Used as furniture storage for 30 years, the tiny apartment in Stockholm has been renovated into a two-part daylit home with generous spaces. Architect Karin Matz redesigned the HB6B apartment in a way that preserves its history but allows all the functions of a modern-day home. Flip through our gallery to see images of the remarkable transformation.
The space was going through a phase of dilapidation prior to its renovation- wallpaper was half removed, the kitchen faucet and tiles were sticking out of a wall, the bathroom was inhabited by rats, and there was no electricity. Utilization of the space has become imperative, especially considering Stockholm’s enormous housing shortage.
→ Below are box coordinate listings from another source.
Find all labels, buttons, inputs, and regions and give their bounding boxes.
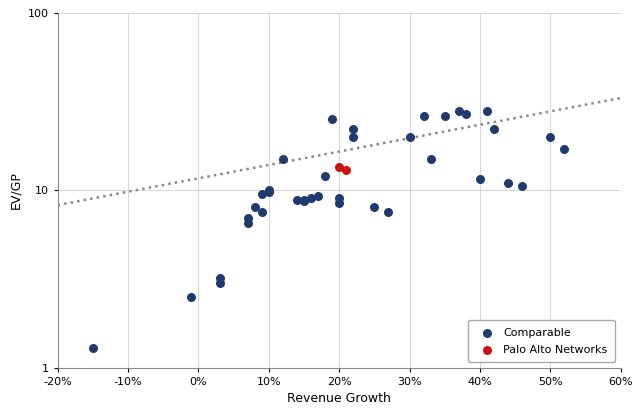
Comparable: [264, 189, 274, 195]
Comparable: [383, 209, 394, 216]
Comparable: [559, 146, 570, 153]
Comparable: [214, 280, 225, 286]
Comparable: [299, 198, 309, 204]
Comparable: [369, 204, 380, 211]
Comparable: [250, 204, 260, 211]
Comparable: [299, 197, 309, 204]
X-axis label: Revenue Growth: Revenue Growth: [287, 393, 391, 405]
Legend: Comparable, Palo Alto Networks: Comparable, Palo Alto Networks: [468, 320, 615, 362]
Y-axis label: EV/GP: EV/GP: [9, 171, 22, 209]
Comparable: [419, 113, 429, 120]
Comparable: [264, 187, 274, 194]
Comparable: [334, 195, 344, 201]
Comparable: [503, 179, 513, 186]
Comparable: [313, 192, 323, 199]
Comparable: [440, 113, 450, 120]
Comparable: [334, 199, 344, 206]
Comparable: [186, 294, 196, 301]
Comparable: [454, 107, 464, 114]
Comparable: [482, 107, 492, 114]
Comparable: [348, 126, 358, 133]
Comparable: [475, 176, 485, 183]
Comparable: [88, 344, 98, 351]
Comparable: [404, 133, 415, 140]
Comparable: [214, 275, 225, 281]
Comparable: [426, 155, 436, 162]
Comparable: [348, 133, 358, 140]
Comparable: [517, 183, 527, 190]
Comparable: [243, 220, 253, 227]
Comparable: [545, 133, 556, 140]
Palo Alto Networks: [334, 164, 344, 171]
Palo Alto Networks: [341, 167, 351, 173]
Comparable: [320, 173, 330, 179]
Comparable: [257, 191, 267, 197]
Comparable: [292, 197, 302, 204]
Comparable: [306, 195, 316, 201]
Comparable: [327, 116, 337, 123]
Comparable: [243, 214, 253, 221]
Comparable: [461, 110, 471, 117]
Comparable: [257, 209, 267, 216]
Comparable: [489, 126, 499, 133]
Comparable: [278, 155, 288, 162]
With every square meter increasing in price by the minute, the small apartment on Heleneborgsgatan became a property worth investing in.
The renovated 36sqm apartment is divided into two parts. One was designed as a single structure, based on the IKEA kitchen units. This part of the apartment was completely redone, with electricity inside the walls and surfaces repainted to reflect light. It comprises a bedroom, kitchen, wardrobe and storage area all in one.
The second part resembles the previous organization of the apartment. Less noticeable work-such as filling in the holes, painting, repairing loose wallpaper and adding electrical cables and outlets, brought this part of the space back to life and created a more airy atmosphere, with the bathroom as the connection between two parts.